Sébastien Duyck, Senior Attorney at the Center for International Environmental Law (CIEL), said the vote should serve as a “wake-up call” to States to prioritize the protection of environmental human rights defenders and those who are most vulnerable to climate change. 

Additionally, the Council passed a second resolution aimed at increasing its focus on the intersection of human rights and the climate emergency.

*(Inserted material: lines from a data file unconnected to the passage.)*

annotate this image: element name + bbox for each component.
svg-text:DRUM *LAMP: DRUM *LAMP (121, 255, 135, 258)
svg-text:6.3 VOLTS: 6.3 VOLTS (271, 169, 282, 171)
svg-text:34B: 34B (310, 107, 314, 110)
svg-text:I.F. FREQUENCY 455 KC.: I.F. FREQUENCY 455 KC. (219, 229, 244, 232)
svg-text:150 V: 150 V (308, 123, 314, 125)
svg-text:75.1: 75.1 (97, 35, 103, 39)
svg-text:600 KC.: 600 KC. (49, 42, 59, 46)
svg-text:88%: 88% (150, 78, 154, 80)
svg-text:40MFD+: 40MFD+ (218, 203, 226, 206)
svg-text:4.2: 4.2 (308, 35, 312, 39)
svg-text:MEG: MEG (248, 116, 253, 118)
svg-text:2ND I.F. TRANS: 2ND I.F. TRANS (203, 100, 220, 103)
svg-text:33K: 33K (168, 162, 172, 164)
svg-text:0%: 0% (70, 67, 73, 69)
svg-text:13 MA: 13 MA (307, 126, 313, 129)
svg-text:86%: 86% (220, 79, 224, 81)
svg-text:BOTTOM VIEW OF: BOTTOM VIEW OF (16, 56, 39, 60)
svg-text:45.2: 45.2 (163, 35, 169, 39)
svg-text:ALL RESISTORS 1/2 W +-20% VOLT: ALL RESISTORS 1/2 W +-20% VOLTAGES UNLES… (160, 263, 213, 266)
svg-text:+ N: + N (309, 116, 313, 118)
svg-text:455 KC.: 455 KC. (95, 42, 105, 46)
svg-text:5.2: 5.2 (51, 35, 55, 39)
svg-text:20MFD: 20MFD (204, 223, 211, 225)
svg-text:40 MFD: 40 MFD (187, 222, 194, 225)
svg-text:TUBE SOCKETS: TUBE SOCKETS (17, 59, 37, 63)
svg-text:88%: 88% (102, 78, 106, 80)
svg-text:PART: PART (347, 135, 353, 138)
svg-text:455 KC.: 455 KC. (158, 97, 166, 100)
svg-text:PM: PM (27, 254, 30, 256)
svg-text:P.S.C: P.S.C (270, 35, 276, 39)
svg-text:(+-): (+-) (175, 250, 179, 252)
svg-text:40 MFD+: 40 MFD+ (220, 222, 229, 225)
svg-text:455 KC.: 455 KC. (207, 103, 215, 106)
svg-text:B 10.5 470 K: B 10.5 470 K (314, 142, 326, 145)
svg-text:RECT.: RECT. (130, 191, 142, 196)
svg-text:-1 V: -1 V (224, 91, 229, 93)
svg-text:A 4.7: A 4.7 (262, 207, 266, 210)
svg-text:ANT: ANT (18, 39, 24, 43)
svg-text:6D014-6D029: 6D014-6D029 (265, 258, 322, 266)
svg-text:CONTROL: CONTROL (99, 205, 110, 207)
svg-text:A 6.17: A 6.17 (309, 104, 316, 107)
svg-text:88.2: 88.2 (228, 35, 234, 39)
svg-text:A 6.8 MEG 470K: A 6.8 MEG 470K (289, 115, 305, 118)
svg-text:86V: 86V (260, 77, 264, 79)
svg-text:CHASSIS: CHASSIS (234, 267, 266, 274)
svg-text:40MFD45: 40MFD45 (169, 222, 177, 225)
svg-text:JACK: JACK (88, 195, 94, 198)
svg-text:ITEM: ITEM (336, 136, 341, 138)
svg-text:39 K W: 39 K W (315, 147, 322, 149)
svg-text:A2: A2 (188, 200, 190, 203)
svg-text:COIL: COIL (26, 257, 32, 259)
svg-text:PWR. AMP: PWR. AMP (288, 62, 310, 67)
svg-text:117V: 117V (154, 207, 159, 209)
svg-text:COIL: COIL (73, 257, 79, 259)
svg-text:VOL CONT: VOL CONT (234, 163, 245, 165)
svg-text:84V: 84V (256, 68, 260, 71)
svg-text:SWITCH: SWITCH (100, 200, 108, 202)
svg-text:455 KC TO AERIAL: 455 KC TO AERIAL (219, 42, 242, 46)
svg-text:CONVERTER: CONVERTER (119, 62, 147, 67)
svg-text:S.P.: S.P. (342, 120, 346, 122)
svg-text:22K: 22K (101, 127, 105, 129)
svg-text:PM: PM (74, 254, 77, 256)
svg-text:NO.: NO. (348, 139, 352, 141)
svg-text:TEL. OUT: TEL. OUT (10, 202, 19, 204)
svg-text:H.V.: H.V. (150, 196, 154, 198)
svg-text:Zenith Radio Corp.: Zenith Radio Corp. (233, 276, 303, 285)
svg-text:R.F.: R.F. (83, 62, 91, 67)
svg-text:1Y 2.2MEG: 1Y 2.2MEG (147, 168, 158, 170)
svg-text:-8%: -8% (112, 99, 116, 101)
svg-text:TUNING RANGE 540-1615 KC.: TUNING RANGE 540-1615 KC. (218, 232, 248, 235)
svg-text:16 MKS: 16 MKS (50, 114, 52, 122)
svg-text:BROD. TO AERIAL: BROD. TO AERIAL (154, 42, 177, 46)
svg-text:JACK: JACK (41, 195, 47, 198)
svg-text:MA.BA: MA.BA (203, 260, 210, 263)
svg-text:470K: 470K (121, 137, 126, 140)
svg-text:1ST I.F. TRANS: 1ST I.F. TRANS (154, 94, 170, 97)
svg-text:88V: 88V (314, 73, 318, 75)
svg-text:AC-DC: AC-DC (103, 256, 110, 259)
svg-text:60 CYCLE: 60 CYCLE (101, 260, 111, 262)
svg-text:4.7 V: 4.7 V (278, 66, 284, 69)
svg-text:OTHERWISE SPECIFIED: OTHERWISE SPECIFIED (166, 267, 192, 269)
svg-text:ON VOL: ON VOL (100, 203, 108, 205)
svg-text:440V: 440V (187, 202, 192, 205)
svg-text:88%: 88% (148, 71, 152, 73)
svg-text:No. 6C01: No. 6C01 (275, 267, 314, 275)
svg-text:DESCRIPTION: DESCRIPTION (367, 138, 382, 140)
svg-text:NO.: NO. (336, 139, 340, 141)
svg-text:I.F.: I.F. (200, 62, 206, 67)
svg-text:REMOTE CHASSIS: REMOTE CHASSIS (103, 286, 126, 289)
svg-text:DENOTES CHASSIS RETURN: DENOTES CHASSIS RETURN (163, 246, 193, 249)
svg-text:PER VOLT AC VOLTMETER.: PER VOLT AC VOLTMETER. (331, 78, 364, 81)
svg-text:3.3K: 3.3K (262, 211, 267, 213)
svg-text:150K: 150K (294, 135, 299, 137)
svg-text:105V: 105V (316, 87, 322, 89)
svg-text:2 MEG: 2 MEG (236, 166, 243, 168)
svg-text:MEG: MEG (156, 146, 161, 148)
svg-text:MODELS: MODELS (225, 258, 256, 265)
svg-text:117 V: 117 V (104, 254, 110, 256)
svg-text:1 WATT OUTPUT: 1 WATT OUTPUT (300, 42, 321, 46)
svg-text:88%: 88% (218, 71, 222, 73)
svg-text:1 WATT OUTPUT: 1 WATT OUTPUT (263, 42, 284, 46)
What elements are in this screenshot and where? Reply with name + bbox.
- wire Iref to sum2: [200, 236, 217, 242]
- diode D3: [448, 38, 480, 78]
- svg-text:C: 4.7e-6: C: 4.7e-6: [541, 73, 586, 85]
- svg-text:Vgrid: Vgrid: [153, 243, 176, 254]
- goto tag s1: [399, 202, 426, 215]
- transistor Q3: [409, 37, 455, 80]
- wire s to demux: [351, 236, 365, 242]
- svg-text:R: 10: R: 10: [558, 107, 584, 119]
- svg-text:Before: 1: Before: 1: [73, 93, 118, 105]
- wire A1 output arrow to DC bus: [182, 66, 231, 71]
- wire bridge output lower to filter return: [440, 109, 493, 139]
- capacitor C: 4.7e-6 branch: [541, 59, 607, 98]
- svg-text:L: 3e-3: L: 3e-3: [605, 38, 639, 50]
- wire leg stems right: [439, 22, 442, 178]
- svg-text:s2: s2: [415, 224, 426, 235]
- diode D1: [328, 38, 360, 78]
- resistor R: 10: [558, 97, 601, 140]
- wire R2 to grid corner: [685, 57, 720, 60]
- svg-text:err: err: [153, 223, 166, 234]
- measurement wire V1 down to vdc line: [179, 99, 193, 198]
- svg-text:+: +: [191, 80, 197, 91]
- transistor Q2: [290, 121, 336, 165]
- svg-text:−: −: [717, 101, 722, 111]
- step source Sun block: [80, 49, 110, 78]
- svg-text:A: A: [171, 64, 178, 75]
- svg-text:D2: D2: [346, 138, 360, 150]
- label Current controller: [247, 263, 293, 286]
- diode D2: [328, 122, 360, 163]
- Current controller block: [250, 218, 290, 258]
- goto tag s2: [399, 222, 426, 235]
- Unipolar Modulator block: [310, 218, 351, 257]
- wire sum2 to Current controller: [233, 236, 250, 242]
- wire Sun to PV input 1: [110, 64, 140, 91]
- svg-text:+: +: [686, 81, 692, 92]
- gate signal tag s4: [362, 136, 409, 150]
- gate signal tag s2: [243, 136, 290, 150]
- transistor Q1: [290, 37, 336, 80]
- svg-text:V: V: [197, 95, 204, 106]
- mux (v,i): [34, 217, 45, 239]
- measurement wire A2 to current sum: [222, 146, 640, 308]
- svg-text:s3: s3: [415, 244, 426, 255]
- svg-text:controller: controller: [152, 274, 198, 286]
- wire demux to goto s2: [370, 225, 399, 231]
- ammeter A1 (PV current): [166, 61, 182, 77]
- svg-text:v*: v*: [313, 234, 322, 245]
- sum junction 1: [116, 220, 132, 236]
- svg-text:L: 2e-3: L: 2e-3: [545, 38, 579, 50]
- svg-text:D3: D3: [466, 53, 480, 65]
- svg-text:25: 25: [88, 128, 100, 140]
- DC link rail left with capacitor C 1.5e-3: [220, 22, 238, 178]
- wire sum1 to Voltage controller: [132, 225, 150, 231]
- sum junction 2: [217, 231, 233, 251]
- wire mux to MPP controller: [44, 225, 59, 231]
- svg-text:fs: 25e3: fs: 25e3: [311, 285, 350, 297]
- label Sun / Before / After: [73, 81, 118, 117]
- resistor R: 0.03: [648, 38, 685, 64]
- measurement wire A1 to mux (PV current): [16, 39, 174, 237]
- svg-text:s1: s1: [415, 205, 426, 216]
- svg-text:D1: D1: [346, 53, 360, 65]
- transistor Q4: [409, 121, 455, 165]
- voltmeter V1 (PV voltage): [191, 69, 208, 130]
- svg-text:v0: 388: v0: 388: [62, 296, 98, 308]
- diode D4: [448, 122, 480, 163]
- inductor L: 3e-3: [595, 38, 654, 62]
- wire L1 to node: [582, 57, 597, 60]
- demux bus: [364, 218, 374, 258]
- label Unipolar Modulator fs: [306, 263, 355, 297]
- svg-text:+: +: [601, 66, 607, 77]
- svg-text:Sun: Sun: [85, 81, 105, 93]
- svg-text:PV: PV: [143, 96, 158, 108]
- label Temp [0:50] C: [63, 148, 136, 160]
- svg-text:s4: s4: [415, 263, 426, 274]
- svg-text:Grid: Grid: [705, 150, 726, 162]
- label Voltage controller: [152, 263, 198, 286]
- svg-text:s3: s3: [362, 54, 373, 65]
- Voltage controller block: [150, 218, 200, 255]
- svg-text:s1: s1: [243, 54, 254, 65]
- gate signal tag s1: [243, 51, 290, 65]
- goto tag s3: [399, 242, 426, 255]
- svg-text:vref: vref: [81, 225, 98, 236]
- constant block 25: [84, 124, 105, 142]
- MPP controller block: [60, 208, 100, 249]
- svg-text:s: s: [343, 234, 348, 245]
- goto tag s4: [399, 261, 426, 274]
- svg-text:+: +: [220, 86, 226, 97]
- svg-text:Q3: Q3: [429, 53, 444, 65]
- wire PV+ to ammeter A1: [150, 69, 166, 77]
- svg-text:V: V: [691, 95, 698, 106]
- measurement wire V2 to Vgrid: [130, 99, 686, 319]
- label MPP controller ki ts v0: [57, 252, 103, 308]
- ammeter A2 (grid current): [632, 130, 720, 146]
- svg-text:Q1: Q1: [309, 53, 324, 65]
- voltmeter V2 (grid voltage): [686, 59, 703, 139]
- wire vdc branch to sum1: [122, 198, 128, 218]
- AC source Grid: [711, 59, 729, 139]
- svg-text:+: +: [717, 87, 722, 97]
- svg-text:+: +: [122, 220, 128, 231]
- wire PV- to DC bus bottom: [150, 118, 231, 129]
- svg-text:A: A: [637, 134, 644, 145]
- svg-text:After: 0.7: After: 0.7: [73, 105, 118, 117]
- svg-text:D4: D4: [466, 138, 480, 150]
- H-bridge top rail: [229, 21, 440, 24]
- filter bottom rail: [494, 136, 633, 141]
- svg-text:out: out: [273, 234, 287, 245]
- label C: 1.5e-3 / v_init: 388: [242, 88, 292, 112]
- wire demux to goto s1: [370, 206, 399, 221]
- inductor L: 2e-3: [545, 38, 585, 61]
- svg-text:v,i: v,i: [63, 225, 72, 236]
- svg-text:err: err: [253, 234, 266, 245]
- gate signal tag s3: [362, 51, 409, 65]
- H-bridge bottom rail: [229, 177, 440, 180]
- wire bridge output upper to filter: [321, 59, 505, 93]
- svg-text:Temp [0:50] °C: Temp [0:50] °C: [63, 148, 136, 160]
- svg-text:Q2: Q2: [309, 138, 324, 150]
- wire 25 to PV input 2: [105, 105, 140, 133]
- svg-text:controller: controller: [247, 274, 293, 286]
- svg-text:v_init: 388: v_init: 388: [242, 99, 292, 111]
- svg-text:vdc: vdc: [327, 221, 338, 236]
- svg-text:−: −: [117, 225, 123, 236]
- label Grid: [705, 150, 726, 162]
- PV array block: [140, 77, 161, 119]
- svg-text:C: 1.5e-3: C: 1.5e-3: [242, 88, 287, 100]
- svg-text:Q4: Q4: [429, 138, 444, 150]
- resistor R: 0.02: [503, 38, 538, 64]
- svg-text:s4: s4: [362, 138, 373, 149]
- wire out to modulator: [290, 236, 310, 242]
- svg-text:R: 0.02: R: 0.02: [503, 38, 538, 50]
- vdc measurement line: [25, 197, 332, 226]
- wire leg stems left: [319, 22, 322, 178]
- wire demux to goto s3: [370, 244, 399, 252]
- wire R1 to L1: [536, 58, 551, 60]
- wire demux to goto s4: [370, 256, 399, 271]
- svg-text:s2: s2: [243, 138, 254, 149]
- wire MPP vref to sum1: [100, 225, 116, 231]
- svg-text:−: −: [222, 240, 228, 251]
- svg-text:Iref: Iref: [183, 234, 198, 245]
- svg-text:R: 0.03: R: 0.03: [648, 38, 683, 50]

Resolution 48/14 established a Special Rapporteur role explicitly dedicated to addressing the human rights impacts of climate change. 

Francesca Migrone, an attorney at CIEL, stated that the new Special Rapporteur will be “the focal point for questions related to climate change and human rights, looking into issues in the context of human rights-based climate action and international cooperation that have not been given enough attention so far.” 

Migrone added that the new human rights expert would be beneficial for frontline communities, helping their demands be “better reflected” in relevant international discussions.  

The UN Human Rights Chief emphasized the need for bold action following the landmark vote, stating that the recognition of the right to a healthy environment should serve as a “springboard” to drive transformative economic, social, and environmental policies that will help safeguard people and nature. 

Bachelet hopes that the resolutions will help spur action leading up to COP26 in Glasgow. 

“We must build on this momentum to move beyond the false separation of environmental action and protection of human rights. It is all too clear that neither goal can be achieved without the other, and to that end a balanced, human rights-based approach to sustainable development must be ensured,” added Bachelet.